IMF downgrades outlook

Global economic outlook dips, Canada’s unchanged: IMF

The International Monetary Fund is further downgrading its outlook for the world economy, predicting that growth this year will be the weakest since the 2008 financial crisis primarily because of widening global conflicts.

The IMF’s latest World Economic Outlook foresees a slight rebound in 2020 but warns of threats ranging from heightened political tensions in the Middle East to the threat that the United States and China will fail to prevent their trade war from escalating.

Its 2019 projection for Canada foresees economic growth of 1.5 per cent, rising to 1.8 per cent growth in 2020 — down from the previous estimate of 1.9 per cent growth in 2020. Both estimates are down from the 1.9 per cent growth experienced by Canada in 2018.

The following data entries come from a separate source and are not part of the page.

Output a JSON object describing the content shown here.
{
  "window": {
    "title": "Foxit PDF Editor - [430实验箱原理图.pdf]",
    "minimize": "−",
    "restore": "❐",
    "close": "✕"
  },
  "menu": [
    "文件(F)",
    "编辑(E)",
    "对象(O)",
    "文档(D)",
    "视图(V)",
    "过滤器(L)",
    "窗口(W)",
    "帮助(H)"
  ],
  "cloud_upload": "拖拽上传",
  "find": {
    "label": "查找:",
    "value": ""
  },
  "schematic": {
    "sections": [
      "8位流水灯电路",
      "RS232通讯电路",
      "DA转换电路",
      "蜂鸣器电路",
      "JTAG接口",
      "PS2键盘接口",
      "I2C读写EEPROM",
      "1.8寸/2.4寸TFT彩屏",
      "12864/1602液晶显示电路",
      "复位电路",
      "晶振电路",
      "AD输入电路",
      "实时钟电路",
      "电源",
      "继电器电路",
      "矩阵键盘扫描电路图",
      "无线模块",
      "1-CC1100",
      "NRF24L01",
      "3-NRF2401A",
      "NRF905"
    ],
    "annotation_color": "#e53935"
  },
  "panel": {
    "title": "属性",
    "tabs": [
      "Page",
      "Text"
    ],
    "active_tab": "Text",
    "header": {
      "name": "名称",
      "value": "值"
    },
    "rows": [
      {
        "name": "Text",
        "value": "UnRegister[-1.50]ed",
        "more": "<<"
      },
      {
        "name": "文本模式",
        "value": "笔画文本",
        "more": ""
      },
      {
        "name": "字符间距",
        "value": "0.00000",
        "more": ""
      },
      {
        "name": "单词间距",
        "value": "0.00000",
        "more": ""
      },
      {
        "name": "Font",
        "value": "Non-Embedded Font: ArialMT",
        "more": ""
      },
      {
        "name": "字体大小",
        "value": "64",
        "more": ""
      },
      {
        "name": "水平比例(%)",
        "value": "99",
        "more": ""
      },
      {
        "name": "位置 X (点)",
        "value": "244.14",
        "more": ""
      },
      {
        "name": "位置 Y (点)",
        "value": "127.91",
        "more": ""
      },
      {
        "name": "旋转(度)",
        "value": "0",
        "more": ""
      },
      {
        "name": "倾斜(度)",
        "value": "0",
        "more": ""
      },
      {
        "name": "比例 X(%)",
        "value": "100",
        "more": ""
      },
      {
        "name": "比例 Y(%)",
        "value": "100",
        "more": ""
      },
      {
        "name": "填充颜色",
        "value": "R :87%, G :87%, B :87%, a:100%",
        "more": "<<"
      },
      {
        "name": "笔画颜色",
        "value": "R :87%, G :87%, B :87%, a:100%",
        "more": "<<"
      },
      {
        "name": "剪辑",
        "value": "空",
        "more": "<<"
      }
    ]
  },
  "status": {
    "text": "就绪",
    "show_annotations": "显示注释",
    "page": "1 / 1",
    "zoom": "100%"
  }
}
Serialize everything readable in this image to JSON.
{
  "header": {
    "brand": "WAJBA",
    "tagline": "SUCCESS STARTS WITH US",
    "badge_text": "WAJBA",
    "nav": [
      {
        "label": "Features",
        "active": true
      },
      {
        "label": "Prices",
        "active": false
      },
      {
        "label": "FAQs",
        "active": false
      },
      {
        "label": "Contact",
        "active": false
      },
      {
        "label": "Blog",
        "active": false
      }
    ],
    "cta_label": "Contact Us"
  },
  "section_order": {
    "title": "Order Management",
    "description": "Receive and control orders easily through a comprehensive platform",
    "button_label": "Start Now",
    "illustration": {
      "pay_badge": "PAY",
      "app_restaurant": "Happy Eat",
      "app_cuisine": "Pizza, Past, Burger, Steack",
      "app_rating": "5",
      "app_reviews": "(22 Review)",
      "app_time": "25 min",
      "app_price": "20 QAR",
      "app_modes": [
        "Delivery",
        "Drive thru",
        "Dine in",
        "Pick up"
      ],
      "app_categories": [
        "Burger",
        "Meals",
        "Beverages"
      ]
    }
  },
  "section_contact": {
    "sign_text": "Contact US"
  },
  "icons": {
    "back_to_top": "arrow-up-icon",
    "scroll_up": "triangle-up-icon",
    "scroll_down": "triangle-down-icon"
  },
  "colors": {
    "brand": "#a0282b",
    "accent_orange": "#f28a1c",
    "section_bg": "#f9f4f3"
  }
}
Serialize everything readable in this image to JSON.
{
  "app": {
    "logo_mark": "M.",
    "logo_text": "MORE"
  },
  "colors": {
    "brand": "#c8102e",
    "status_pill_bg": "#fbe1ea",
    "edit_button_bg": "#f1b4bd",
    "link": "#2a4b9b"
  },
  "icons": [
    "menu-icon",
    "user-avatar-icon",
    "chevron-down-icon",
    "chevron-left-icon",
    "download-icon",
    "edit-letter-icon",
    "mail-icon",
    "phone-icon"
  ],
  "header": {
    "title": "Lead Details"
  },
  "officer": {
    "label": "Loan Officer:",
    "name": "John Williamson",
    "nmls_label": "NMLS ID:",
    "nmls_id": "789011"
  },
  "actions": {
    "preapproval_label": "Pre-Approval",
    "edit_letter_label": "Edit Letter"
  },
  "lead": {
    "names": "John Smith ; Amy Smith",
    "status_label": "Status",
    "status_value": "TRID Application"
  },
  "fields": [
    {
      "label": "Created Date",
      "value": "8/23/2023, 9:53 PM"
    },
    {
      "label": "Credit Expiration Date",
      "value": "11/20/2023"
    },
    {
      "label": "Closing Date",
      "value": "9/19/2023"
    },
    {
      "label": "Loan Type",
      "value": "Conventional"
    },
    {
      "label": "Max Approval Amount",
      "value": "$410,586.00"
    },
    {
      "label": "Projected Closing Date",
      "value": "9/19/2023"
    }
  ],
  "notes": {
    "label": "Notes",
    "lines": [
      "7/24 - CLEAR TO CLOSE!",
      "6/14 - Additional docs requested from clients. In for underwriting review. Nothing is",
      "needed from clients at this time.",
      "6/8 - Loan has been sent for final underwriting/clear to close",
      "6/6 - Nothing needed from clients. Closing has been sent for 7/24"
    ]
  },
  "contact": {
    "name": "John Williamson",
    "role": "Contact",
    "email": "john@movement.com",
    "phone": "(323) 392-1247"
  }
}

The updated forecast released Tuesday was prepared for the fall meetings this week of the 189-nation IMF and its sister lending organization, the World Bank. Those meetings and a gathering Friday of finance ministers and central bankers of the world’s 20 biggest economies are expected to be dominated by efforts to de-escalate trade wars.

The new forecast predicts global growth of 3.0 per cent this year, down 0.2 percentage point from its previous forecast in July and sharply below the 3.6 per cent growth of 2018. For the United States this year, the IMF projects a modest 2.4 per cent gain, down from 2.9 per cent in 2018.

Next year, the fund foresees a rebound for the world economy to 3.4 per cent growth but a further slowdown in the United States to 2.1 per cent, far below the 3.0 per cent growth the Trump administration projects.

IMF economists cautioned that even its projected modest gains might not be realized.

“With a synchronized slowdown and uncertain recovery, there is no room for policy mistakes, and an urgent need for policymakers to co-operatively de-escalate trade and geopolitical tensions,” Gita Gopinath, the IMF’s chief economist, said in the report.

Last week, the United States and China reached a temporary cease-fire in their trade fight when President Donald Trump agreed to suspend a tariff hike on US$250 billion of Chinese products that was to take effect this week.

But with no formal agreement reached and many issues yet to resolved, further talks will be needed to achieve any meaningful breakthrough. The Trump administration’s threat to raise tariffs on an additional $160 billion in Chinese imports on Dec. 15 remains in effect.

The IMF’s forecast predicted that about half the increase in growth expected next year will result from recoveries in countries where economies slowed significantly this year, as in Mexico, India, Russia and Saudi Arabia.

This year’s slowdown, the IMF said, was caused largely by trade disputes, which resulted in higher tariffs being imposed on many goods. Growth in trade in the first half of this year slowed to 1%, the weakest annual pace since 2012.